Type: | LoadBalancerVIP |
Position: | Named |
Default value: | None |
Vereist: | True |
Pijplijninvoer accepteren: | False |
Jokertekens accepteren: | False |
-Name
Hiermee geeft u de naam van een VMM-object (Virtual Machine Manager).
Type: | String |
Position: | Named |
Default value: | None |
Vereist: | False |
Pijplijninvoer accepteren: | False |
Jokertekens accepteren: | False |
-Port
Hiermee geeft u de netwerkpoort die moet worden gebruikt bij het toevoegen van een object of het maken van een verbinding. Geldige waarden zijn: 1 tot 4095.
Type: | UInt16 |
Position: | Named |
Default value: | None |
Vereist: | True |
Pijplijninvoer accepteren: | False |
Jokertekens accepteren: | False |
-PROTipID
Hiermee geeft u de id op van de tip Prestatie- en resourceoptimalisatie (PRO-tip) die deze actie heeft geactiveerd.
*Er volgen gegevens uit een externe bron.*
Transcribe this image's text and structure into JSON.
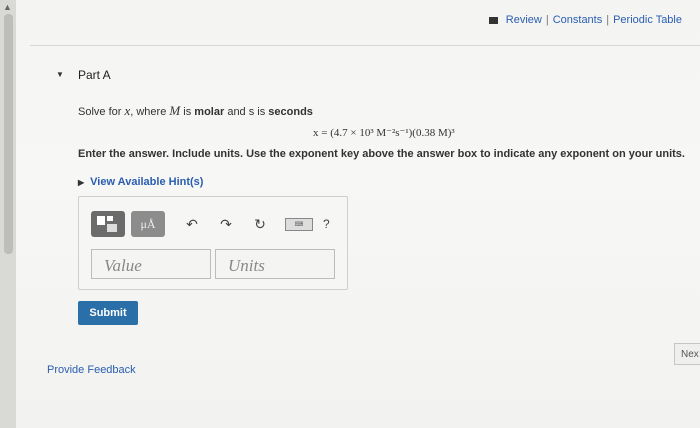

Met deze parameter kunt u PRO-tips controleren.
Type: | Guid |
Position: | Named |
Default value: | None |
Vereist: | False |
Pijplijninvoer accepteren: | False |
Jokertekens accepteren: | False |
-RunAsynchronously
Geeft aan dat de taak asynchroon wordt uitgevoerd, zodat het besturingselement onmiddellijk terugkeert naar de opdrachtshell.
Type: | SwitchParameter |
Position: | Named |
Default value: | None |
Vereist: | False |
Pijplijninvoer accepteren: | False |
Jokertekens accepteren: | False |
-VirtualNetworkAdapter
Hiermee geeft u een virtuele netwerkadapterobject voor een virtuele machine.
Het maximum aantal virtuele netwerkadapters varieert per type host. Als het hosttype Hyper-V is, is het maximum aantal virtuele netwerkadapters:
- Maximaal vier geëmuleerde adapters per virtuele machine.
- Maximaal acht synthetische adapters per virtuele machine. Een uitzondering is dat er geen stuurprogramma beschikbaar is voor een geëmuleerde netwerkadapter op een Windows Server 2003 x64-gast.
Als het hosttype VMware ESX is:
- Maximaal vier geëmuleerde adapters per virtuele machine.
Als het hosttype Citrix XenServer is:
- Maximaal zeven geëmuleerde adapters per virtuele machine.
Type: | VirtualNetworkAdapter |
Position: | Named |
Default value: | None |
Vereist: | True |
Pijplijninvoer accepteren: | False |
Jokertekens accepteren: | False |
-VMMServer
Hiermee geeft u een VMM-serverobject (Virtual Machine Manager) op.
Type: | ServerConnection |
Position: | Named |
Default value: | None |
Vereist: | False |
Pijplijninvoer accepteren: | True |
Jokertekens accepteren: | False |
Uitvoerwaarden
LoadBalancerVIPMember
Met deze cmdlet wordt een LoadBalancerVIPMember--object geretourneerd.